“In many ways, what the Obama administration is committed to is out-Rumsfelding Rumsfeld,” said Aziz Rana, speaking at the Law School on March 25. Rana, Associate Professor of Law, was one of four participants in “The Next Four Years in Counterterrorism Policy,” a panel organized by Chantal Thomas, Professor of Law and Director of the Clarke Initiative for Law and Development in the Middle East and North Africa. Joining him were the Law School’s Jens Ohlin, Sarah Kreps of Cornell’s Department of Government, and Wadie Said of the University of South Carolina.
Speaking first, Rana compared the current administration’s security policy with its predecessor’s, noting its cultivation of a global detention system that sub-contracts much of the work to allies. “Even if what we have now is much more proceduralized,” he said, “that doesn’t mean it’s going to be significantly less coercive than Bush-era practices that were ad-hoc and discretionary.”
Focusing on domestic detention and prosecution, Said addressed the federal prosecution of terror suspects, as well as the use of informants, which has trickled down to the local level. “When challenged, senior law enforcement officials — starting from Attorney General Holder to FBI Director Mueller to NYPD Chief Raymond Kelly — say, ‘look, this is an invaluable tactic that we must use, and we’re going to stick to it even at the costs of marginalizing, alienating, and criminalizing a whole community,’” he remarked, adding, “Those are my words at the end.”
Another prominent topic was drone policy. Ohlin examined the “privilege of combatancy,” which licenses combatants to kill enemy soldiers, and questioned whether and how drones or their operators could qualify. He also discussed the recent proposal of a “drone court,” to oversee strikes.
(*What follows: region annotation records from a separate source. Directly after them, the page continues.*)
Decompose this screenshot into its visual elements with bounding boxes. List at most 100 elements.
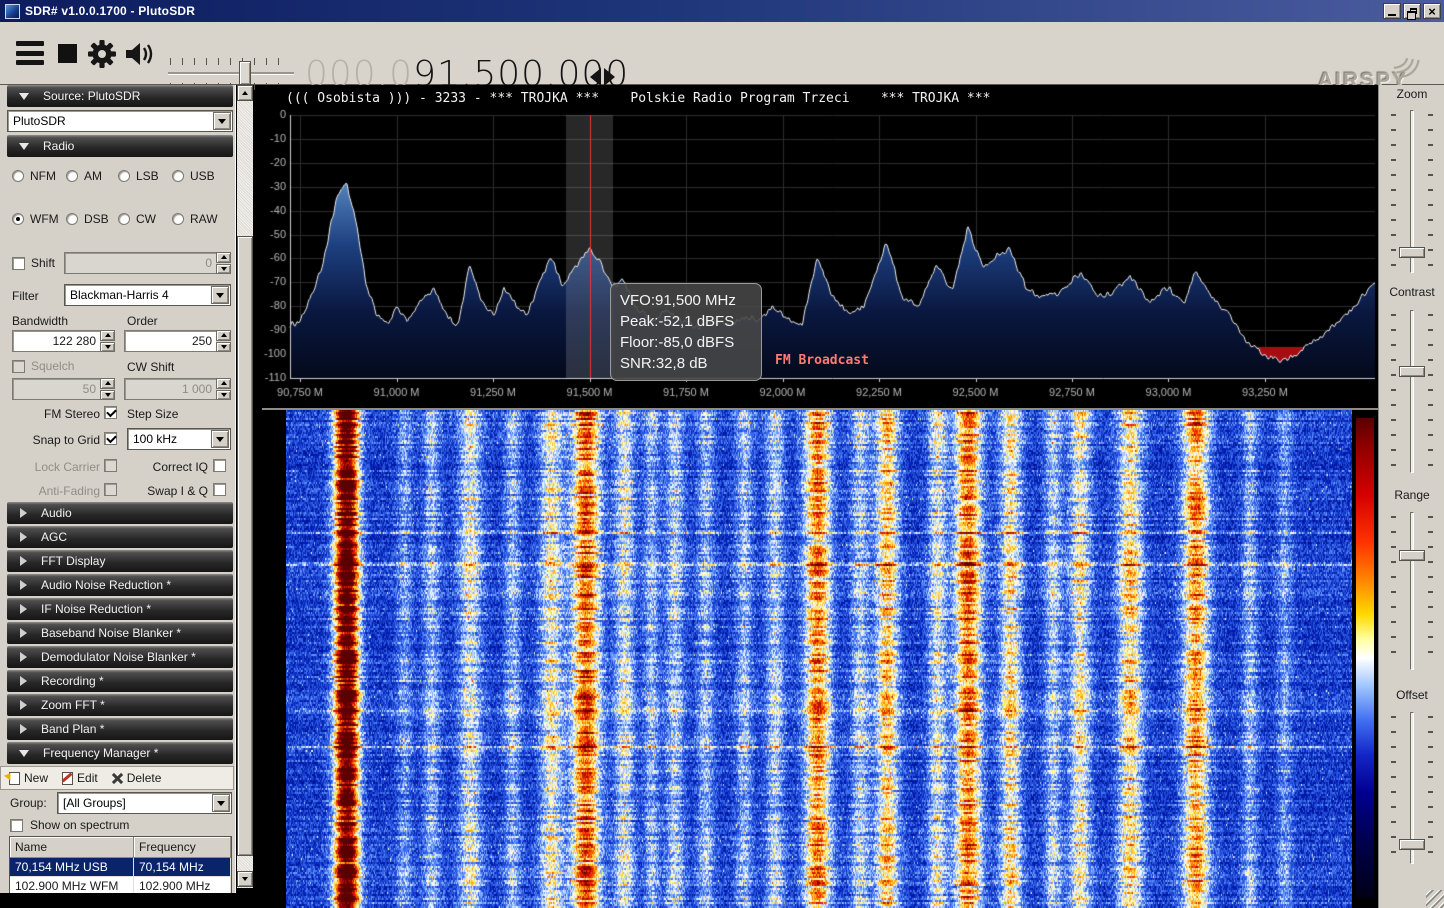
table-row[interactable]: 70,154 MHz USB 70,154 MHz <box>10 858 231 877</box>
spin-down-button[interactable] <box>216 342 231 353</box>
panel-header-fft-display[interactable]: FFT Display <box>7 550 233 572</box>
zoom-slider-label: Zoom <box>1379 87 1444 101</box>
spin-up-button[interactable] <box>100 378 115 389</box>
minimize-button[interactable] <box>1383 3 1401 19</box>
scrollbar-thumb[interactable] <box>237 236 253 856</box>
offset-slider[interactable] <box>1391 712 1433 864</box>
band-plan-label: FM Broadcast <box>775 353 869 368</box>
range-slider[interactable] <box>1391 512 1433 670</box>
mode-dsb-radio[interactable]: DSB <box>66 212 109 226</box>
menu-button[interactable] <box>16 41 44 65</box>
scroll-up-button[interactable] <box>237 85 253 101</box>
shift-checkbox[interactable]: Shift <box>12 256 55 270</box>
delete-entry-button[interactable]: Delete <box>112 771 162 785</box>
slider-thumb[interactable] <box>1399 839 1425 850</box>
gear-icon <box>86 38 118 70</box>
slider-thumb[interactable] <box>1399 247 1425 258</box>
dropdown-button[interactable] <box>213 112 231 130</box>
airspy-logo-arcs-icon <box>1393 55 1423 81</box>
mute-button[interactable] <box>124 40 158 71</box>
spin-down-button[interactable] <box>216 264 231 275</box>
order-spinner[interactable]: 250 <box>124 330 231 352</box>
settings-button[interactable] <box>86 38 118 73</box>
frequency-step-down-button[interactable] <box>590 68 601 86</box>
squelch-spinner[interactable]: 50 <box>12 378 115 400</box>
frequency-step-up-button[interactable] <box>604 68 615 86</box>
edit-entry-icon <box>62 772 73 785</box>
panel-header-audio-noise-reduction[interactable]: Audio Noise Reduction * <box>7 574 233 596</box>
mode-am-radio[interactable]: AM <box>66 169 102 183</box>
bandwidth-spinner[interactable]: 122 280 <box>12 330 115 352</box>
lock-carrier-label: Lock Carrier <box>10 460 100 474</box>
volume-track[interactable] <box>168 72 294 75</box>
mode-wfm-radio[interactable]: WFM <box>12 212 59 226</box>
mode-usb-radio[interactable]: USB <box>172 169 215 183</box>
slider-thumb[interactable] <box>1399 366 1425 377</box>
slider-thumb[interactable] <box>1399 550 1425 561</box>
spin-up-button[interactable] <box>216 378 231 389</box>
correct-iq-checkbox[interactable] <box>213 459 226 472</box>
slider-track[interactable] <box>1410 512 1414 670</box>
source-select[interactable]: PlutoSDR <box>7 110 233 132</box>
fm-stereo-checkbox[interactable] <box>104 406 117 419</box>
restore-button[interactable] <box>1403 3 1421 19</box>
panel-header-recording[interactable]: Recording * <box>7 670 233 692</box>
panel-header-zoom-fft[interactable]: Zoom FFT * <box>7 694 233 716</box>
snap-to-grid-checkbox[interactable] <box>104 432 117 445</box>
panel-header-baseband-noise-blanker[interactable]: Baseband Noise Blanker * <box>7 622 233 644</box>
scroll-down-button[interactable] <box>237 871 253 887</box>
slider-ticks <box>1391 314 1396 469</box>
title-bar[interactable]: SDR# v1.0.0.1700 - PlutoSDR × <box>0 0 1444 22</box>
spin-down-button[interactable] <box>100 390 115 401</box>
sidebar-scrollbar[interactable] <box>237 85 253 888</box>
chevron-right-icon <box>20 604 27 614</box>
resize-grip[interactable] <box>1426 890 1444 908</box>
filter-select[interactable]: Blackman-Harris 4 <box>64 284 231 306</box>
new-entry-button[interactable]: New <box>9 771 48 785</box>
close-button[interactable]: × <box>1423 3 1441 19</box>
control-sidebar: Source: PlutoSDR PlutoSDR Radio NFM AM L… <box>0 85 236 893</box>
rds-text: ((( Osobista ))) - 3233 - *** TROJKA ***… <box>286 91 990 106</box>
panel-header-audio[interactable]: Audio <box>7 502 233 524</box>
anti-fading-checkbox[interactable] <box>104 483 117 496</box>
mode-lsb-radio[interactable]: LSB <box>118 169 159 183</box>
slider-track[interactable] <box>1410 310 1414 473</box>
slider-ticks <box>1428 716 1433 860</box>
main-toolbar: 000.091.500.000 AIRSPY <box>0 22 1444 85</box>
dropdown-button[interactable] <box>212 794 230 812</box>
zoom-slider[interactable] <box>1391 110 1433 273</box>
panel-header-source[interactable]: Source: PlutoSDR <box>7 85 233 107</box>
spin-down-button[interactable] <box>216 390 231 401</box>
panel-header-demodulator-noise-blanker[interactable]: Demodulator Noise Blanker * <box>7 646 233 668</box>
mode-raw-radio[interactable]: RAW <box>172 212 218 226</box>
spin-up-button[interactable] <box>216 330 231 341</box>
panel-header-band-plan[interactable]: Band Plan * <box>7 718 233 740</box>
panel-header-radio[interactable]: Radio <box>7 135 233 157</box>
mode-cw-radio[interactable]: CW <box>118 212 156 226</box>
volume-thumb[interactable] <box>239 61 251 85</box>
mode-nfm-radio[interactable]: NFM <box>12 169 56 183</box>
dropdown-button[interactable] <box>211 286 229 304</box>
squelch-checkbox[interactable]: Squelch <box>12 359 74 373</box>
spin-up-button[interactable] <box>100 330 115 341</box>
column-header-frequency[interactable]: Frequency <box>134 837 231 858</box>
show-on-spectrum-checkbox[interactable]: Show on spectrum <box>10 818 129 832</box>
step-size-select[interactable]: 100 kHz <box>127 428 231 450</box>
group-select[interactable]: [All Groups] <box>57 792 232 814</box>
dropdown-button[interactable] <box>211 430 229 448</box>
column-header-name[interactable]: Name <box>10 837 134 858</box>
lock-carrier-checkbox[interactable] <box>104 459 117 472</box>
spin-down-button[interactable] <box>100 342 115 353</box>
contrast-slider[interactable] <box>1391 310 1433 473</box>
stop-button[interactable] <box>58 44 77 63</box>
panel-header-agc[interactable]: AGC <box>7 526 233 548</box>
swap-iq-checkbox[interactable] <box>213 483 226 496</box>
panel-header-if-noise-reduction[interactable]: IF Noise Reduction * <box>7 598 233 620</box>
panel-header-frequency-manager[interactable]: Frequency Manager * <box>7 742 233 764</box>
edit-entry-button[interactable]: Edit <box>62 771 98 785</box>
waterfall-panel <box>262 410 1378 908</box>
spin-up-button[interactable] <box>216 252 231 263</box>
cw-shift-spinner[interactable]: 1 000 <box>124 378 231 400</box>
waterfall-canvas[interactable] <box>286 410 1352 908</box>
shift-spinner[interactable]: 0 <box>64 252 231 274</box>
Such a body, he argued, could create a “system of perverse incentives” for the administration, deterring it from targeting killings of prominent individuals and toward “signature strikes” aimed at groups believed to be militants but without confirmed identities.
Kreps, meanwhile, examined drone policy as a tool for shielding the public from the costs of war and thus removing incentives to demand peace. “When wars can be fought without young men and women going into battle to kill and be killed, governments don’t have to offer justifications for what they’re doing,” she observed. “This insulation from the costs and consequences will mean that leaders won’t have to obtain popular permission to go to war.”
“If anything,” said Thomas at the end of the discussion, “the drones are announcing to us that we’ve officially broken whatever boundary might have existed previously between law and war, between peacetime and wartime.”